Man working on electric vehicle

Ensuring successful automotive businesses remain profitable in the long-term means acknowledging and adapting to electric vehicles.

Recently I wrote here about how, as business leaders, we must all learn to balance and prioritise our time, and to be open to reinventing our business models as necessary.

The idea was that we can all take small steps to help ourselves rise to the challenges ahead of us. I also pointed out that, as an industry, we have the ability to see the challenges laid out on the road ahead of us. We have time to react to these challenges, I said, but we must act now.

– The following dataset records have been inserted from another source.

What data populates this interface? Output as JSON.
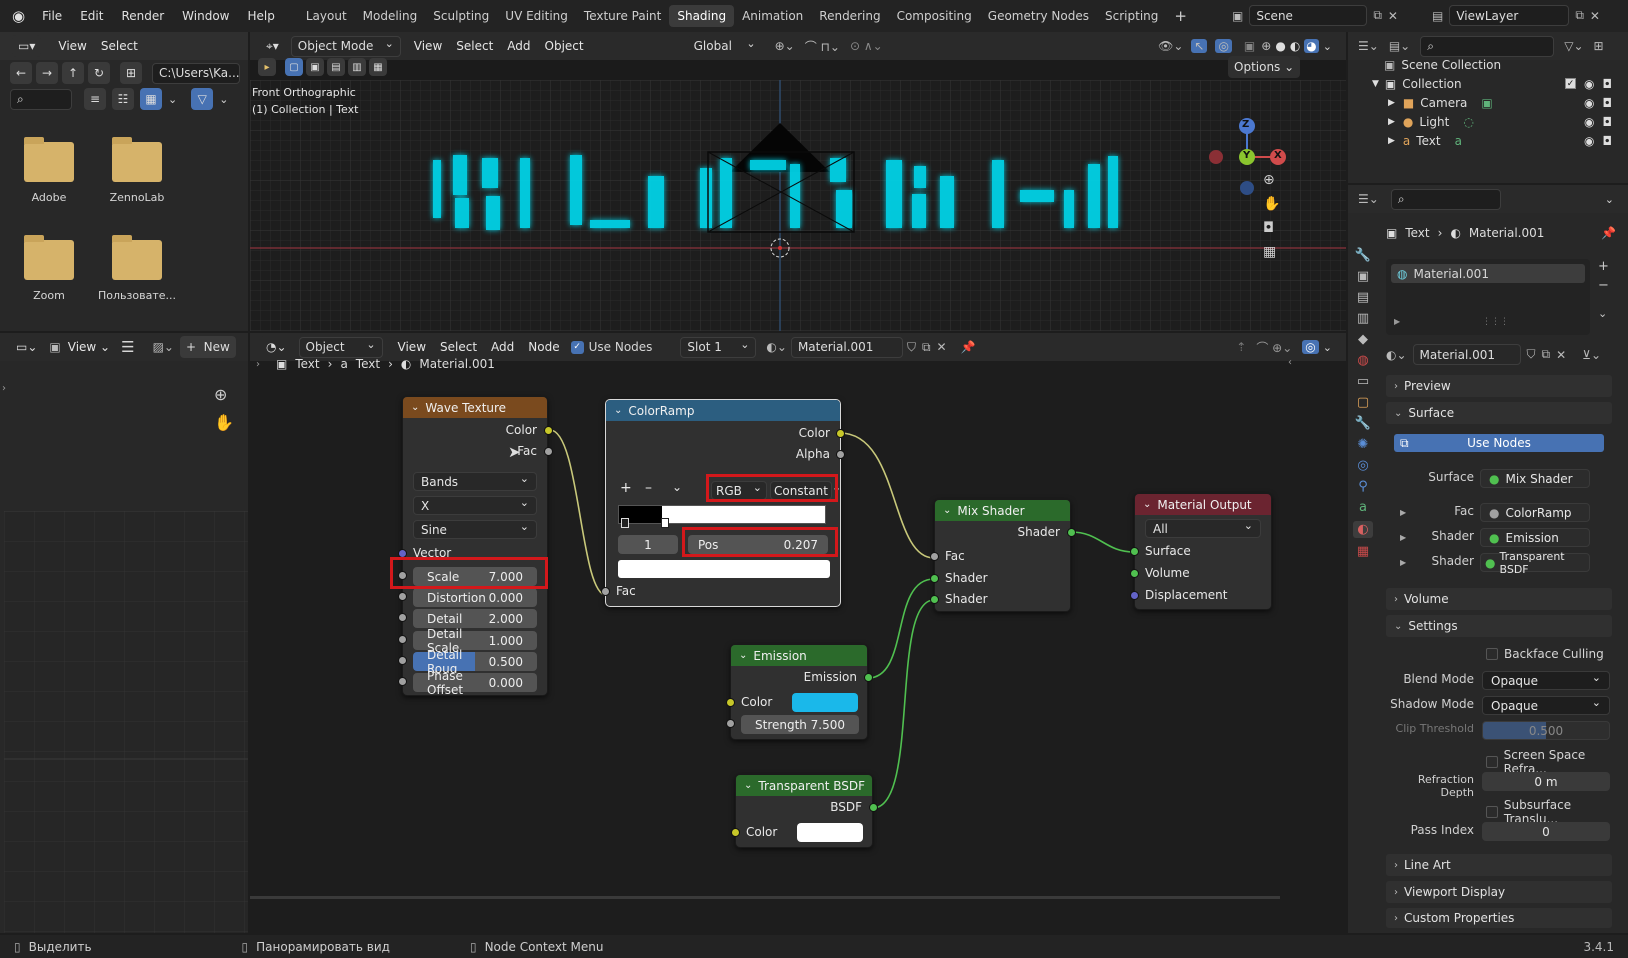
{
  "topbar": {
    "menus": [
      "File",
      "Edit",
      "Render",
      "Window",
      "Help"
    ],
    "workspaces": [
      "Layout",
      "Modeling",
      "Sculpting",
      "UV Editing",
      "Texture Paint",
      "Shading",
      "Animation",
      "Rendering",
      "Compositing",
      "Geometry Nodes",
      "Scripting"
    ],
    "active_workspace": "Shading",
    "add_tab": "+",
    "scene": "Scene",
    "view_layer": "ViewLayer"
  },
  "file_browser": {
    "menus": [
      "View",
      "Select"
    ],
    "path": "C:\\Users\\Ka...",
    "folders": [
      "Adobe",
      "ZennoLab",
      "Zoom",
      "Пользовате..."
    ]
  },
  "viewport": {
    "mode": "Object Mode",
    "menus": [
      "View",
      "Select",
      "Add",
      "Object"
    ],
    "orientation": "Global",
    "options": "Options",
    "view_name": "Front Orthographic",
    "collection_info": "(1) Collection | Text",
    "gizmo": {
      "z": "Z",
      "y": "Y",
      "x": "X"
    }
  },
  "image_editor": {
    "view": "View",
    "new": "New"
  },
  "node_editor": {
    "type": "Object",
    "menus": [
      "View",
      "Select",
      "Add",
      "Node"
    ],
    "use_nodes": "Use Nodes",
    "slot": "Slot 1",
    "material": "Material.001",
    "breadcrumb": [
      "Text",
      "Text",
      "Material.001"
    ]
  },
  "nodes": {
    "wave": {
      "title": "Wave Texture",
      "out_color": "Color",
      "out_fac": "Fac",
      "type": "Bands",
      "dir": "X",
      "profile": "Sine",
      "vector": "Vector",
      "fields": [
        {
          "label": "Scale",
          "value": "7.000"
        },
        {
          "label": "Distortion",
          "value": "0.000"
        },
        {
          "label": "Detail",
          "value": "2.000"
        },
        {
          "label": "Detail Scale",
          "value": "1.000"
        },
        {
          "label": "Detail Roug",
          "value": "0.500"
        },
        {
          "label": "Phase Offset",
          "value": "0.000"
        }
      ]
    },
    "ramp": {
      "title": "ColorRamp",
      "out_color": "Color",
      "out_alpha": "Alpha",
      "add": "+",
      "remove": "–",
      "mode": "RGB",
      "interp": "Constant",
      "index": "1",
      "pos_label": "Pos",
      "pos_value": "0.207",
      "in_fac": "Fac",
      "stop_position": 0.207
    },
    "mix": {
      "title": "Mix Shader",
      "out": "Shader",
      "fac": "Fac",
      "s1": "Shader",
      "s2": "Shader"
    },
    "output": {
      "title": "Material Output",
      "target": "All",
      "surface": "Surface",
      "volume": "Volume",
      "displacement": "Displacement"
    },
    "emission": {
      "title": "Emission",
      "out": "Emission",
      "color": "Color",
      "strength_label": "Strength",
      "strength": "7.500",
      "swatch": "#1ab8ea"
    },
    "transparent": {
      "title": "Transparent BSDF",
      "out": "BSDF",
      "color": "Color",
      "swatch": "#ffffff"
    }
  },
  "outliner": {
    "scene_collection": "Scene Collection",
    "items": [
      "Collection",
      "Camera",
      "Light",
      "Text"
    ]
  },
  "properties": {
    "object": "Text",
    "material": "Material.001",
    "slot_name": "Material.001",
    "mat_field": "Material.001",
    "sections": {
      "preview": "Preview",
      "surface": "Surface",
      "volume": "Volume",
      "settings": "Settings",
      "line_art": "Line Art",
      "viewport_display": "Viewport Display",
      "custom_properties": "Custom Properties"
    },
    "use_nodes": "Use Nodes",
    "surface_rows": [
      {
        "label": "Surface",
        "value": "Mix Shader"
      },
      {
        "label": "Fac",
        "value": "ColorRamp"
      },
      {
        "label": "Shader",
        "value": "Emission"
      },
      {
        "label": "Shader",
        "value": "Transparent BSDF"
      }
    ],
    "backface_culling": "Backface Culling",
    "blend_mode_label": "Blend Mode",
    "blend_mode": "Opaque",
    "shadow_mode_label": "Shadow Mode",
    "shadow_mode": "Opaque",
    "clip_label": "Clip Threshold",
    "clip_value": "0.500",
    "ssr": "Screen Space Refra...",
    "refraction_label": "Refraction Depth",
    "refraction_value": "0 m",
    "sss": "Subsurface Translu...",
    "pass_label": "Pass Index",
    "pass_value": "0"
  },
  "status": {
    "select": "Выделить",
    "pan": "Панорамировать вид",
    "context": "Node Context Menu",
    "version": "3.4.1"
  },
  "colors": {
    "accent": "#4772b3",
    "cyan_text": "#00e5ff",
    "wave_header": "#7a4a1e",
    "ramp_header": "#2c5e80",
    "shader_header": "#2b6a2b",
    "output_header": "#6b2430",
    "highlight": "#d3181b"
  }
}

Capricorn’s recently released State of the Nation Report 2021 clearly marks out precisely what those challenges are. As the largest ever survey of Capricorn Members (2,075 took part), and a landmark report for our industry, State of the Nation and its findings should be taken seriously. Although it paints a generally very positive picture of the industry today, those of us with one eye on the horizon must pay attention to the report’s warnings. I’ll tackle the most urgent of these warnings over the coming months, but the first big alarm bell I wanted to address was the need to take EVs more seriously.

Whether we like it or not, EVs are coming. They might not be driving up onto the workshop apron very often right now, but the major vehicle manufacturers are focused almost exclusively on the development of EV technology and, globally, governments are adopting policies likely to entrench EVs as the future of automotive. Even in Australia, where government policy isn’t yet pushing for electric alternatives, Bloomberg predicts 18% of new cars will be EVs by 2030 and 64% by 2040.

Yet 27% of Members told State of the Nation they’re not interested in servicing EVs, and just 17% said their workshop would soon be ready to service electric vehicles. Are we failing to rise to the challenge ahead of us? Have we buried our heads in the sand?

This isn’t an argument about EVs being good or bad. It’s all about ensuring successful businesses remain profitable in the long-term. If we don’t start preparing for EVs now — if we don’t train our people and tool up appropriately — we risk being left behind. Those who don’t adapt will be fishing in an ever-shrinking pool, servicing older and older combustion engine vehicles, until one day, they go out of business.

Those who show leadership now, and adapt their business model, will be the winners of tomorrow.

Yours in cooperation,

David Fraser
Capricorn Group Chief Executive Officer 

This article was published 27/08/2021 and the content is current as at the date of publication.